Unravelling the molecular basis of subunit specificity in bacterial pilus assembly mechanisms

Lead Research Organisation: Birkbeck, University of London
Department Name: Biological Sciences

Abstract

This is a joint grant application PI: Professor Sheena Radford Co-PIs: Dr. Alison Ashcroft and Professor Gabriel Waksman Reference: G52950X Objectives, Summaries, Technical Summary, Beneficiaries, and Case for Support for this application can be found under Professor Sheena Radford's submission

Technical Summary

Many pathogenic Gram-negative bacteria, including E. coli and Salmonella enterica, produce proteinaceous fibres, known as adhesive pili, on their surfaces that initiate the invasion of the host and are crucial for pathogenesis. These highly ordered protein assemblies are fascinating biopolymers, being comprised of hundreds of contiguous copies of immunoglobulin domains, assembled non-covalently in a precise order. Each pilus subunit folds, in a chaperone-dependent manner, to a structure based on an incomplete immunoglobulin fold, which is subsequently completed by the donation intermolecularly of a single ?/strand from an adjacent subunit formed by its N-terminal extension (Nte). Despite the importance of this biological self-assembly process from both fundamental and applied viewpoints, the structural molecular mechanism by which proteins assemble into pili is not understood. Key questions concern how the precise order of subunits within the pilus is determined and the role of the chaperone and membrane-bound usher in controlling or adapting the assembly mechanism in vivo.
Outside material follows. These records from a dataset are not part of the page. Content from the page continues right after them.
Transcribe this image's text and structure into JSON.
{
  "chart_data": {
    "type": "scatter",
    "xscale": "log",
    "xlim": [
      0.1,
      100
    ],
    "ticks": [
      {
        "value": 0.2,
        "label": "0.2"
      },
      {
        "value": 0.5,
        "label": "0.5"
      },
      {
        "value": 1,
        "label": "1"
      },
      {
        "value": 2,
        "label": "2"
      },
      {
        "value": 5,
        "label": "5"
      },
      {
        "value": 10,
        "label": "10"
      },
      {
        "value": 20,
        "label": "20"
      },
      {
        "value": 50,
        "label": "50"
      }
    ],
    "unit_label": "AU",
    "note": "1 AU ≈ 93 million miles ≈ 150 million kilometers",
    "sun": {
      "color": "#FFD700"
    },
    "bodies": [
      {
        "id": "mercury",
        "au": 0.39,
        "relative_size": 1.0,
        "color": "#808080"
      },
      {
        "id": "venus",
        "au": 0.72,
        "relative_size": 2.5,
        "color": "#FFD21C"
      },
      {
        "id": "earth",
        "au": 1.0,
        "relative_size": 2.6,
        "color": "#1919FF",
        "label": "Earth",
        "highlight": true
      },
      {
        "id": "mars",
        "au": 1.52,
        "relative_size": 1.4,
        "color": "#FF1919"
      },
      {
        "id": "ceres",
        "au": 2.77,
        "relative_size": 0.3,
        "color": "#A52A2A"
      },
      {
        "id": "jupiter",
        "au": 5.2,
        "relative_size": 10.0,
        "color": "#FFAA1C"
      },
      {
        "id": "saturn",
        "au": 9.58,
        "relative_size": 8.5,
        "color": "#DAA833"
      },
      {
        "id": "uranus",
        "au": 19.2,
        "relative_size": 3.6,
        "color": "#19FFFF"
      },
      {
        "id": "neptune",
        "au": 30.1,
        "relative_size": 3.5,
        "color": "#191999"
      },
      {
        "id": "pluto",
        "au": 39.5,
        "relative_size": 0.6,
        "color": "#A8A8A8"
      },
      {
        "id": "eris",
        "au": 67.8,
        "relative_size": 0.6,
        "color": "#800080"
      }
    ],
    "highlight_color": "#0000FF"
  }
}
Here we propose to use non-covalent mass spectrometry combined with structural analysis, kinetic and thermodynamic measurements, protein engineering and peptide design, to address these questions. Specifically, we will focus on P pili of uropathogenic E. coli associated with pyelonephritis (Pap) pili as a model, a system we have shown to be highly tractable for the experiments proposed, to determine the roles of the N-terminal extension (Nte), the pilin:chaperone complex and the soluble N-terminal domain of the usher protein and in defining and controlling the order of subunit-assembly. Finally, using our ability to purify intact functional usher protein we aim to develop an assay capable of providing the first insights into pilus assembly at a membrane surface in vitro.